Opening of the new Motueka studio of Fresh FM

  • Judith Tizard
Arts, Culture and Heritage

Salutations:

· John Hurley - Mayor of Tasman District
· Damien O'Connor - local MP
· Dawn Taylor - Fresh FM Station Manager
· Kerry Marshall - Chair of the Fresh FM Trust (and other trust members here today)
· And all the programme makers, volunteers and those people and businesses in the community who sponsor the programmes on Fresh FM.

Happy seventh birthday, and thank you for inviting me here today.

As Associate Minister for Arts, Culture and Heritage, I'm pleased to be here to celebrate the community spirit, enthusiasm and drive behind the launch of your new studio.

It's lovely to be here in Motueka. For many New Zealanders, this is a golden dream-land, where we can bring up our families safe and well and enjoy all the wonderful arts, culture and produce of the region.

The media has an extremely important role to play in nurturing the identity of a region.

Radio, especially, has a huge role to play. It is immediate, intimate, accessible and free … and the voices are your own.

As we know, a lot of the electronic media and newspapers have to sell advertising to survive - and they often use conflict to do it. So we regularly hear and read only depressing stories about our community.

But local and community radio can give us the truth about where we live, and air the vast range of opinions that hold to our truths. Media, done well, is about both confrontation and common ground.

Our national identity is made up of many geographical identities. So regional, community and access stations can represent their own communities better than anyone.

Access Radio opens doors for all local people to participate in the information-exchange and nurturing of identity that are the central ideas behind access radio.

And Fresh FM has an important and good role to play in covering the interests and concerns of the whole area - including Nelson, Motueka and Golden Bay.

I know that you have a range of arts-related programmes, specialist music shows, book and film reviews, and that you broadcast the NZ on Air-funded youth shows, Rampage and Te Puutake. As Associate Arts, Culture & Heritage Minister, I am delighted to see that. I know that the Minister for Arts is also supportive of the work that you do, and she sends her greetings today.

As you know, the Labour-Alliance Government is hugely supportive of the arts, for a number of reasons.

I want to talk a bit about what the Government is trying to do in our support for the arts, to make sure that we do it well.

We support the arts simply because we as a country are passionate New Zealanders who have something to say to the world.

When the Prime Minister and I sat down to think about what knits us together as a nation, we looked at two main areas where we could help to enhance the pride and lifestyle of New Zealanders.

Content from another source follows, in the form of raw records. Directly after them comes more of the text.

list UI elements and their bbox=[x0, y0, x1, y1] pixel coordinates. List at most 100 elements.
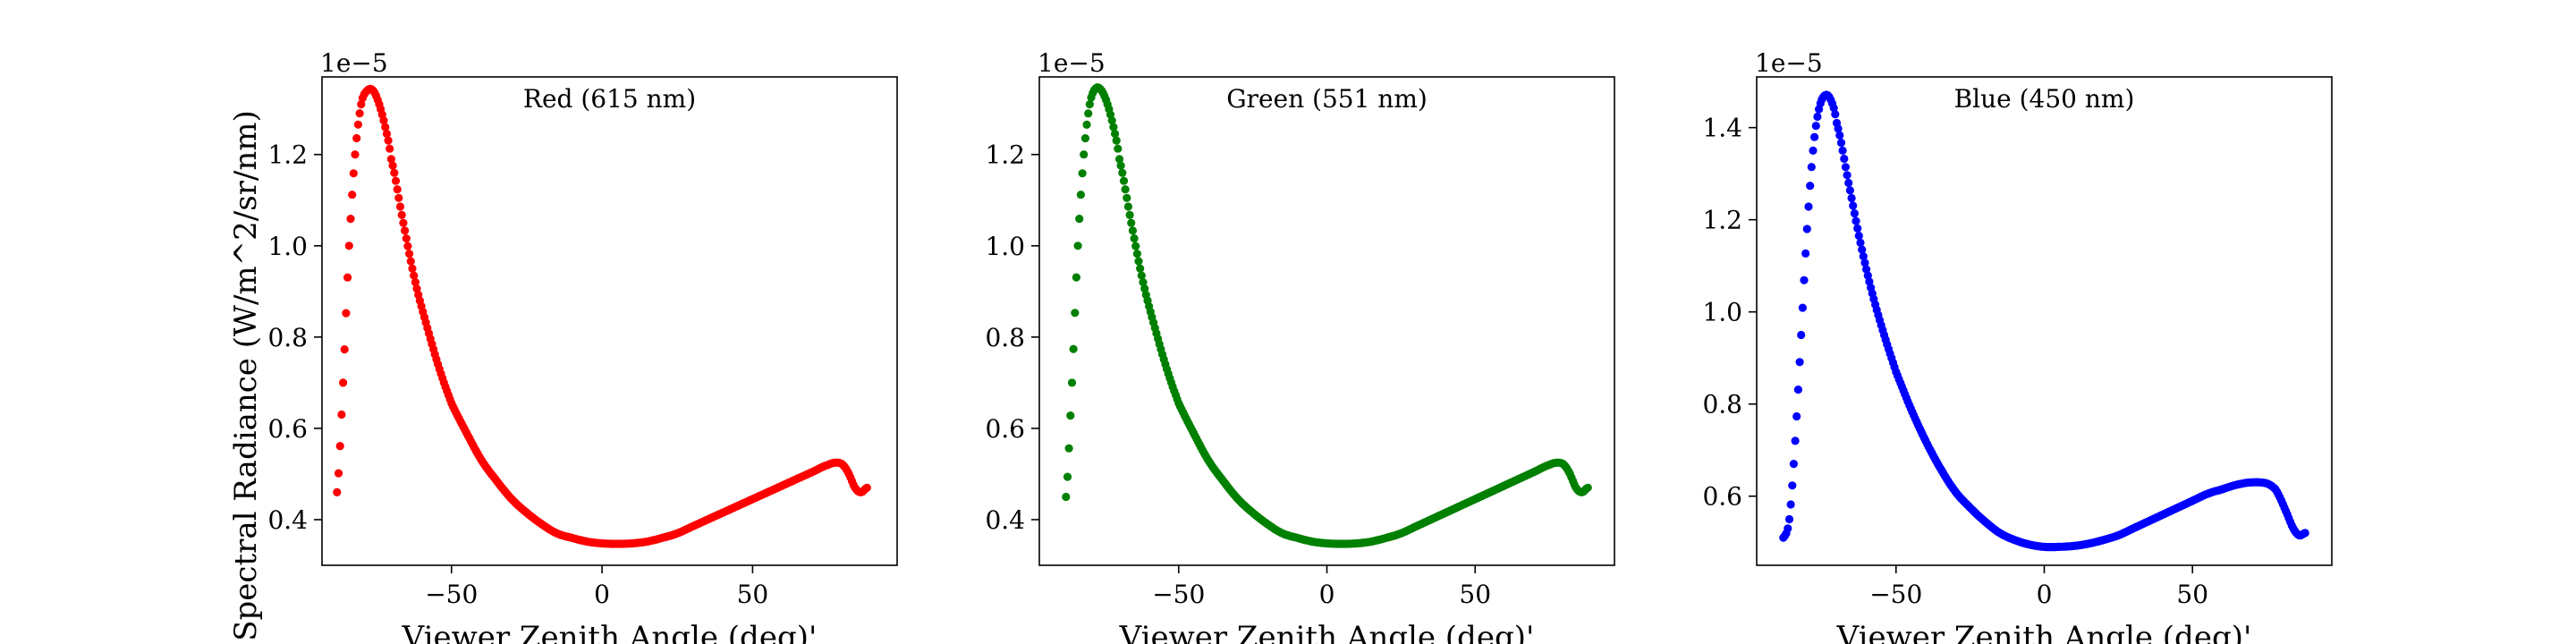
x-tick-label: −50 bbox=[425, 580, 478, 609]
data-point bbox=[1789, 460, 1798, 469]
data-point bbox=[1123, 193, 1131, 202]
data-point bbox=[1127, 218, 1136, 227]
data-point bbox=[862, 483, 871, 492]
data-point bbox=[1856, 238, 1865, 247]
data-point bbox=[1809, 146, 1818, 155]
data-point bbox=[1798, 303, 1807, 312]
data-point bbox=[386, 155, 395, 164]
data-point bbox=[352, 133, 361, 143]
data-point bbox=[402, 234, 411, 243]
data-point bbox=[1838, 146, 1847, 155]
y-tick-label: 0.8 bbox=[985, 323, 1025, 352]
y-offset-text: 1e−5 bbox=[320, 48, 388, 78]
data-point bbox=[1066, 411, 1075, 420]
data-point bbox=[1064, 444, 1073, 453]
data-point bbox=[343, 273, 352, 282]
data-point bbox=[1072, 273, 1080, 282]
data-point bbox=[1583, 483, 1592, 492]
data-point bbox=[337, 410, 346, 419]
data-point bbox=[1829, 104, 1838, 113]
series-blue bbox=[1779, 90, 2309, 552]
data-point bbox=[1834, 124, 1843, 133]
data-point bbox=[1119, 176, 1129, 185]
data-point bbox=[1067, 378, 1077, 387]
data-point bbox=[403, 242, 412, 250]
x-axis-label: Viewer Zenith Angle (deg)' bbox=[1836, 620, 2252, 644]
data-point bbox=[1786, 500, 1795, 509]
data-point bbox=[1852, 216, 1860, 225]
y-tick-label: 1.0 bbox=[1702, 298, 1742, 327]
data-point bbox=[1788, 481, 1797, 490]
data-point bbox=[1843, 171, 1852, 180]
data-point bbox=[394, 193, 403, 202]
data-point bbox=[1811, 122, 1820, 131]
series-green bbox=[1062, 83, 1592, 548]
y-tick-label: 0.6 bbox=[985, 414, 1025, 444]
y-tick-label: 0.4 bbox=[267, 505, 308, 535]
data-point bbox=[1076, 191, 1085, 199]
y-tick-label: 1.0 bbox=[985, 232, 1025, 261]
data-point bbox=[1795, 358, 1804, 367]
x-tick-label: 0 bbox=[2037, 580, 2053, 609]
y-tick-label: 1.0 bbox=[267, 232, 308, 261]
plot-frame-green bbox=[1038, 76, 1615, 566]
data-point bbox=[1130, 234, 1139, 243]
data-point bbox=[1121, 185, 1130, 194]
data-point bbox=[1071, 309, 1080, 318]
data-point bbox=[1109, 123, 1118, 131]
data-point bbox=[411, 278, 419, 287]
data-point bbox=[388, 161, 397, 170]
data-point bbox=[335, 442, 344, 451]
y-offset-text: 1e−5 bbox=[1038, 48, 1106, 78]
data-point bbox=[1114, 144, 1123, 153]
data-point bbox=[353, 120, 362, 129]
data-point bbox=[1850, 209, 1859, 218]
y-tick-label: 0.6 bbox=[1702, 482, 1742, 512]
x-tick-label: 50 bbox=[1459, 580, 1491, 609]
data-point bbox=[1112, 136, 1121, 145]
x-axis-label: Viewer Zenith Angle (deg)' bbox=[1119, 620, 1535, 644]
data-point bbox=[1085, 100, 1094, 109]
data-point bbox=[339, 378, 348, 387]
data-point bbox=[1854, 232, 1863, 241]
data-point bbox=[1810, 132, 1819, 141]
data-point bbox=[1806, 182, 1815, 191]
data-point bbox=[1862, 265, 1871, 274]
y-tick-label: 1.4 bbox=[1702, 114, 1742, 143]
data-point bbox=[1063, 472, 1072, 481]
data-point bbox=[334, 469, 343, 478]
data-point bbox=[340, 345, 349, 354]
data-point bbox=[393, 185, 402, 194]
x-tick-label: 50 bbox=[2176, 580, 2208, 609]
y-tick-label: 1.2 bbox=[985, 140, 1025, 170]
y-tick-label: 0.8 bbox=[1702, 390, 1742, 419]
panel-blue: −50 0 50 0.6 0.8 1.0 1.2 1.4 1e−5 Blue (450 nm) Vi… bbox=[1702, 48, 2333, 644]
data-point bbox=[1123, 202, 1132, 211]
data-point bbox=[1860, 258, 1869, 267]
data-point bbox=[406, 257, 415, 266]
data-point bbox=[391, 176, 401, 185]
series-red bbox=[333, 84, 871, 548]
data-point bbox=[1858, 245, 1867, 254]
data-point bbox=[1073, 242, 1082, 250]
data-point bbox=[379, 116, 388, 125]
x-tick-label: 50 bbox=[737, 580, 769, 609]
data-point bbox=[1807, 163, 1816, 172]
data-point bbox=[1836, 139, 1846, 148]
data-point bbox=[1132, 250, 1141, 258]
data-point bbox=[1118, 168, 1127, 177]
data-point bbox=[1062, 492, 1071, 502]
panel-title-red: Red (615 nm) bbox=[523, 84, 696, 114]
data-point bbox=[384, 136, 393, 145]
data-point bbox=[1791, 436, 1800, 445]
data-point bbox=[1853, 224, 1862, 233]
data-point bbox=[1831, 110, 1840, 119]
data-point bbox=[410, 271, 419, 280]
data-point bbox=[1082, 120, 1091, 129]
data-point bbox=[1793, 386, 1802, 394]
data-point bbox=[1139, 278, 1148, 287]
x-tick-label: 0 bbox=[1319, 580, 1335, 609]
data-point bbox=[1075, 215, 1084, 224]
data-point bbox=[386, 144, 394, 153]
data-point bbox=[1110, 129, 1120, 139]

Arts, and Local Government.

We wanted to help weave together stronger strands in the community, and we believe that the arts sector and local government have huge roles to play.

There are intrinsic benefits and fundamental human satisfaction to be gained from exposure to and engagement with arts and culture. Culture directly enhances our quality of life.

On a local level, this region with its wine, produce and arts shows exactly how regional arts and cultures together with the support of local government can give us confidence in ourselves and make us feel good as a community. My challenge to you is to see them being celebrated more and more.

Our art and what we produce make a big contribution to our national identity. Art helps us define who we are as individuals and as part of the New Zealand community.

When we look at the recent actions in Seattle and Genoa, I believe what happened there reflects strongly how we feel about our place in the world as global boundaries become less obvious. National identity is personal identity, and we must strengthen our national identity to keep our personal identity strong.

There are also huge economic benefits from cultural activities, and from being able to live and work in a vibrant and happy community with a strong sense of geographic identity.

We believe that we should all be able to have jobs where we enjoy ourselves as well as do good work. That is why this Government is putting time and effort into arts and culture.

For all of these reasons, it is equally essential that local communities get behind their own arts and cultural events, community radio stations and volunteer activities.

As a Government, we like to emphasise the need for strategic partnerships in the arts.

Access radio is an excellent example of how business and the community can work together, because it is through sponsorship from local businesses that programmes can be broadcast on Fresh FM.

Because local businesses are run by people who live in the community, their sponsorship is a sign of their understanding of the community's needs and their support for community-focused information and entertainment.

What we hear on Fresh FM, and the new studio we are opening today, shows how much you all value your community

Finally, this is the International Year of the Volunteer, and Fresh FM is run on the strength of its volunteers. I want to pay tribute to those who work in a variety of ways, quietly and often with little or no reward, to make a difference in their communities.

This certainly applies to the dedication and enthusiasm of the volunteers at Fresh FM. You do outstanding jobs that create valuable assets for your communities and your regions.

A recent World Bank study suggested that the number of choirs in a community reflects the health of that community. Here at Fresh FM you have a choir of voices, if you like, which represents the health of Motueka and the region.

So Happy Birthday, and congratulations to all those who have made this new Fresh FM studio possible. You must feel very proud that you have built a wonderful asset not just for the community but for the whole region.

Tena koutou, tena koutou, tena koutou katoa. Kia ora.